- Church: Catholic Church
- Diocese: Jericó
- Appointed: 13 June 2013
- Installed: 24 August 2013
- Term ended: 13 July 2026
- Predecessor: José Roberto López Londoño
- Successor: Diego Luis Rendón Urrea

Orders
- Ordination: 23 November 1973
- Consecration: 10 August 2013 by Julio Terrazas Sandoval

Personal details
- Born: Noel Antonio Londoño Buitrago 6 August 1949 (age 77) Quimbaya, Colombia
- Education: Pontifical Gregorian University
- Motto: Nos amó y se entregó por nosotros
- Coat of arms: Noel Antonio Londoño Buitrago's coat of arms

= Noel Antonio Londoño Buitrago =

Noel Antonio Londoño Buitrago C.Ss.R. (commonly Noel Londoño; born 6 August 1949) is a Colombian Roman Catholic prelate who has served as Bishop of Jericó since 2013 until his retirement in 2026. He is a member of the Redemptorists.

==Biography==
Noel Antonio Londoño Buitrago was born in Quimbaya on 6 August 1949, the year his parents moved there from Filandia.
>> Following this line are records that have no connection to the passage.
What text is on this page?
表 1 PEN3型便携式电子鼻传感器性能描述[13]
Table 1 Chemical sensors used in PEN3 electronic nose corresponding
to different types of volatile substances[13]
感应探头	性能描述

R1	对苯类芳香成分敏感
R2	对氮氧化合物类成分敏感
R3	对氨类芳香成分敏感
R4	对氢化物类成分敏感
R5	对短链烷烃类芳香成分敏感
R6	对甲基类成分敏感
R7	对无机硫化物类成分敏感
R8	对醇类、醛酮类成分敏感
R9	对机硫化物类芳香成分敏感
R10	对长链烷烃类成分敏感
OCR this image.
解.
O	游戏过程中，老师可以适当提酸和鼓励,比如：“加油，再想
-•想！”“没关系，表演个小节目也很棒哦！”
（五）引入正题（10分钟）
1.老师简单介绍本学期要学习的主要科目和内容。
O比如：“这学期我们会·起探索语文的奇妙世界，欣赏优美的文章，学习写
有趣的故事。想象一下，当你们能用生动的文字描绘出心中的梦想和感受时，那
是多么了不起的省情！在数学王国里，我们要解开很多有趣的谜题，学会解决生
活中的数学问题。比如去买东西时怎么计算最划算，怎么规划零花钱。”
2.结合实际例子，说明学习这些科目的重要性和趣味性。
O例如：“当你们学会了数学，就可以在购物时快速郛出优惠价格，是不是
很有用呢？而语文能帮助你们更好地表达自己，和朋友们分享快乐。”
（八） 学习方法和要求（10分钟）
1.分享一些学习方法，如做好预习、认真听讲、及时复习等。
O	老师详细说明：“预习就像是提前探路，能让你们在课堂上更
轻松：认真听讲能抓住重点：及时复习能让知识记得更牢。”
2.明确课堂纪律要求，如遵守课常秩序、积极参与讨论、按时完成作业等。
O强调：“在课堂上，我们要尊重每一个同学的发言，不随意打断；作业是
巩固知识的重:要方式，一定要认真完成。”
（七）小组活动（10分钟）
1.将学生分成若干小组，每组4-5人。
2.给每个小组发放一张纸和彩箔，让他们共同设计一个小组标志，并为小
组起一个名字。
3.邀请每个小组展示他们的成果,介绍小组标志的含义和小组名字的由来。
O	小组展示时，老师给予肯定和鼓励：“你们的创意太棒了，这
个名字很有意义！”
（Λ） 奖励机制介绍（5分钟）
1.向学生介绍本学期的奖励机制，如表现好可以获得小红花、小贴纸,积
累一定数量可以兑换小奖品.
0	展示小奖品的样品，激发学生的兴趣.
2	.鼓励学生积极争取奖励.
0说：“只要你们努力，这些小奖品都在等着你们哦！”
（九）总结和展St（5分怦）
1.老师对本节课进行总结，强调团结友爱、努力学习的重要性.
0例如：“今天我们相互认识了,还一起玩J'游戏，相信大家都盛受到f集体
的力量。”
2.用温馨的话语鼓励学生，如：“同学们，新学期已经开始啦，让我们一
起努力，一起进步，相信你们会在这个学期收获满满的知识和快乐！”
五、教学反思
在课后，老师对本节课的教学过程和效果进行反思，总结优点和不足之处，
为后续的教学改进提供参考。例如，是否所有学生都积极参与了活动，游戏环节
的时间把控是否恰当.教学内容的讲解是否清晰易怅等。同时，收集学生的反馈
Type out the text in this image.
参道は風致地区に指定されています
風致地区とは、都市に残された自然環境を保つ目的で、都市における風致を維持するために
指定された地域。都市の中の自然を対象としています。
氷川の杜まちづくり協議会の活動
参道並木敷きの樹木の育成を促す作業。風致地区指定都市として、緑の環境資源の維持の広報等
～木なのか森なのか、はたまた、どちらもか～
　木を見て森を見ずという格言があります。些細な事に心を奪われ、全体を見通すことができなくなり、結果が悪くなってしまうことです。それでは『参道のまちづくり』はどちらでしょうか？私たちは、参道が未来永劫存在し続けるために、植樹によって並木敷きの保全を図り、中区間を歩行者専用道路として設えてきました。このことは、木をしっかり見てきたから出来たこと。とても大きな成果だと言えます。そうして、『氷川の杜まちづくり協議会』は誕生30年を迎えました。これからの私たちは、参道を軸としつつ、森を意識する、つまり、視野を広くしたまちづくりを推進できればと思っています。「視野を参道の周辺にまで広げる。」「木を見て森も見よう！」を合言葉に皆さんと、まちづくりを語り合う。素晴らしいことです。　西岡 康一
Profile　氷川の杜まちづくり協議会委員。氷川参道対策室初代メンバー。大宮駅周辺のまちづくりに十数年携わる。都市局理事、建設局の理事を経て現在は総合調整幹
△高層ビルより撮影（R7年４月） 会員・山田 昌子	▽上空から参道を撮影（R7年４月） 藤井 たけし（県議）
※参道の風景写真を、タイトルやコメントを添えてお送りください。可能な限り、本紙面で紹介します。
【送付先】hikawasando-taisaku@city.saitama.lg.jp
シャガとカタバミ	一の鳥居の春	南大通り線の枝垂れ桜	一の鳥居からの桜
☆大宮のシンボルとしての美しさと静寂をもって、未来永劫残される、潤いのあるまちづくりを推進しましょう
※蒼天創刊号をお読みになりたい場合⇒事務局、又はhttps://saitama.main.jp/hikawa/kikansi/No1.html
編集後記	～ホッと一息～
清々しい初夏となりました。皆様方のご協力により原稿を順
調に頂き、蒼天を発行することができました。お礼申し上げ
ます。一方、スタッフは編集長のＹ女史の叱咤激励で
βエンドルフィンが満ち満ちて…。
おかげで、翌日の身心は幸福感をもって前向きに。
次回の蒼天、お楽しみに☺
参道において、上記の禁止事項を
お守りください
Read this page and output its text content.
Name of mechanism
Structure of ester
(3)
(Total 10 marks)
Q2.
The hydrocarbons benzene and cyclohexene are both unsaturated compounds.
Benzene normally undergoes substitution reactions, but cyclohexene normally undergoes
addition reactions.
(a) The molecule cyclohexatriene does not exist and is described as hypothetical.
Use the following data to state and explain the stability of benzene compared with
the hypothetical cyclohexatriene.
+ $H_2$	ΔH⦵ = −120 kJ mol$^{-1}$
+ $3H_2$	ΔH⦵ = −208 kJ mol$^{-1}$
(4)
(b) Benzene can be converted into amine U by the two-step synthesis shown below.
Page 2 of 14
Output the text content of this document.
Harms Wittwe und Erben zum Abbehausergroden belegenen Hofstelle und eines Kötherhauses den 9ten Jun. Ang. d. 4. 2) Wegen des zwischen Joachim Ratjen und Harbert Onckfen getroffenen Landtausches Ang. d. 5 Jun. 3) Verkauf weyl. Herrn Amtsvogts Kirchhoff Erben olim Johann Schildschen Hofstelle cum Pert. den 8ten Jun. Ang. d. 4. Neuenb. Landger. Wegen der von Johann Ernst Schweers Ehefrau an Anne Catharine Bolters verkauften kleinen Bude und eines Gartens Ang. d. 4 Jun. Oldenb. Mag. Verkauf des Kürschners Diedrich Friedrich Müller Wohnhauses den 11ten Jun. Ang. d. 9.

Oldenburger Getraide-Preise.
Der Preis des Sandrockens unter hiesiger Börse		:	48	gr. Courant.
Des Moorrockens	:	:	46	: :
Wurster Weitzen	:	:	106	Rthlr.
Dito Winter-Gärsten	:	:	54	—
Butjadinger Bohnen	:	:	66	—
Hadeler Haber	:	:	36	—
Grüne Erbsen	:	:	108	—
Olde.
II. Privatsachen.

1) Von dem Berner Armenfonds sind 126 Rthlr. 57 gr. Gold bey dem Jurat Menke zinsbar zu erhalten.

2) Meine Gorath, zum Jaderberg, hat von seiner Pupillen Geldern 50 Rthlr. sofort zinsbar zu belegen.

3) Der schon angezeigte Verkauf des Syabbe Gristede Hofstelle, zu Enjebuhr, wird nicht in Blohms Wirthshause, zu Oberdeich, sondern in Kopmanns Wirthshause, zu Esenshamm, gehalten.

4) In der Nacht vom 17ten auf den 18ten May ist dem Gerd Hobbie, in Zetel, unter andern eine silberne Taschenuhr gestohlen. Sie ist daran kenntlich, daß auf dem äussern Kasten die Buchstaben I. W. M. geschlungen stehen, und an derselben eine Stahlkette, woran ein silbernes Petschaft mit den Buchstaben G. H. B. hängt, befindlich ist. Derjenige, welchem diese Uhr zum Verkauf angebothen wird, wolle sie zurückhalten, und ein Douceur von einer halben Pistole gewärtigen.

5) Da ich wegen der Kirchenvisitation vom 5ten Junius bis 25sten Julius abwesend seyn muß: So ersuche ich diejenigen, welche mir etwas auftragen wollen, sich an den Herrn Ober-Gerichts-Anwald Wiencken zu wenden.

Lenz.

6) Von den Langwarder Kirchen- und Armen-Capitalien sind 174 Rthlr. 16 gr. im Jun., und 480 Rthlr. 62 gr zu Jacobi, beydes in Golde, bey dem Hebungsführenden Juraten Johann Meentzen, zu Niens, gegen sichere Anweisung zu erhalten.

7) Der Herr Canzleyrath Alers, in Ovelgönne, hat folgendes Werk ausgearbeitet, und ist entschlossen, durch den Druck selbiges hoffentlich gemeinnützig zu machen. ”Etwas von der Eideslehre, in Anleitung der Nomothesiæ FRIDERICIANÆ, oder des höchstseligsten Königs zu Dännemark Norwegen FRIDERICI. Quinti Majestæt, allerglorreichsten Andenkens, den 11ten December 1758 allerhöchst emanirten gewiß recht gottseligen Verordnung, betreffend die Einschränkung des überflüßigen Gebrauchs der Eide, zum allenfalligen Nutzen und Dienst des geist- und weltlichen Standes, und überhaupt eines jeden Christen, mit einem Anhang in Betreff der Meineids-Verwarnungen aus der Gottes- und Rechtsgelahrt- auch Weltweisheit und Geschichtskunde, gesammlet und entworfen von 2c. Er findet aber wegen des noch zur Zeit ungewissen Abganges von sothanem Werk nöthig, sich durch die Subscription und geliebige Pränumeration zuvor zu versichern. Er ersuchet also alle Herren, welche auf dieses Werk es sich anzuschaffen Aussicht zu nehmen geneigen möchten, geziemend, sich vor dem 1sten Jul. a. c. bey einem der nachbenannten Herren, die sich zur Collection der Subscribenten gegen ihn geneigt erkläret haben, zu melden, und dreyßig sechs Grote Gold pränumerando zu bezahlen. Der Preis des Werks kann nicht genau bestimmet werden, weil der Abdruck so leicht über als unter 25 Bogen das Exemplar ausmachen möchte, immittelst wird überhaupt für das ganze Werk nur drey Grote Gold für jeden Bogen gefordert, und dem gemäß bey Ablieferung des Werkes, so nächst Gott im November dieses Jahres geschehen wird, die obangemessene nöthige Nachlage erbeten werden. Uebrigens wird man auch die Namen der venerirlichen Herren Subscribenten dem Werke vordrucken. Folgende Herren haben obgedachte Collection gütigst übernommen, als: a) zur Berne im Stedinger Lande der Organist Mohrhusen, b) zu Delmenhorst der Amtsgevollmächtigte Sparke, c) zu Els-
Other priests in his family include three brothers and two nephews. He attended Santander primary school there and high school at the El Pilar schools in Popayán and at the San Clemente Hofbauer in Manizales. He completed his studies in philosophy at the Redemptorist seminary in the Suba neighborhood of Bogota and in theology at the Major Seminary of Bogotá.

He took his first vows on 22 December 1966 and his final vows as a Redemptorist on 27 January 1973. He was ordained a priest on 23 November 1973. From 1981 to 1985 he studied at the Pontifical Gregorian University in Rome, earning his licentiate and doctorate in dogmatic theology with a dissertation on the theology of the Passion of Christ in the works of St. Alphonsus Liguori.

He was professor of dogmatic theology in Bogota at the Franciscan University of San Buenaventura and the Jesuit Pontifical Xaverian University. He was professor and rector of the Redemptorist Major Seminary in Bogotá from 1985 to 1991. He was appointed twice, in 1991 and 1997, to six-year terms as councilor of the Redemptorists, based in Rome. Following a sabbatical year he was rector of the Basilica del Señor de los Milagros in Buga from 2005 to 2010, while also serving as president of the Federation of Sanctuaries of Colombia and a member of the team for sanctuaries and popular religiosity of the Episcopal Conference of Latin America (CELAM). He was then briefly parish priest of San Gerardo Mayela in Bogotá. From 2011 to 2013 he was coordinator of the newly created Redemptorist Conference of Latin America and the Caribbean.

Pope Francis appointed him bishop of Jericó on 13 June 2013. He received his episcopal consecration on 10 August 2013 from another Redemptorist, Cardinal Julio Terrazas Sandoval, in the Buga basilica. He was installed in Jericó on 24 August.

He has long opposed the efforts of the South African multinational AngloGold Ashanti, with support from the national government, to develop its Quebradona copper mining operations in Jericó. He has condemned the company's human rights record and ties to genocide in the Congo as well as history of environmental abuse in Ghana. He has charged government agencies with corruption in promoting mining enterprises, though he says he does not oppose mining in general. He succeeded in having the project shelved in 2021. He has explained his opposition based on experiences throughout his career, in Putumayo and Chocó, for examples, seeing corporate abuse of the environment and exploitation of the miners and the local population. He has also taught his priests and seminarians the principals of ecology and theology, and he plans to share his education program with Church leaders internationally.

On 10 January 2018, he was named commissioner for Sodalitium Christianae Vitae, a Catholic society of apostolic life, as it undertook reforms following an investigation of its leadership and management, including sexual abuse by its founder.

In 2021, he defended the Church's procedures for handling accusations of sexual abuse on the part of a priest, requiring suspension while charges are investigated. He warned of far greater problems in other public institutions and within families.

In September 2023 he said he planned to submit his resignation in December of that year, more than six months before required, though he would continue his Redemptorist missionary work after leaving Jericó because "there is a lot of work still to be done in the world". He announced in June 2024 that he had submitted his resignation in advance of his 75th birthday, when it was due, and Pope Francis had agreed to allow him retire when he turned 75, but to continue to administer the diocese until the appointment of a successor.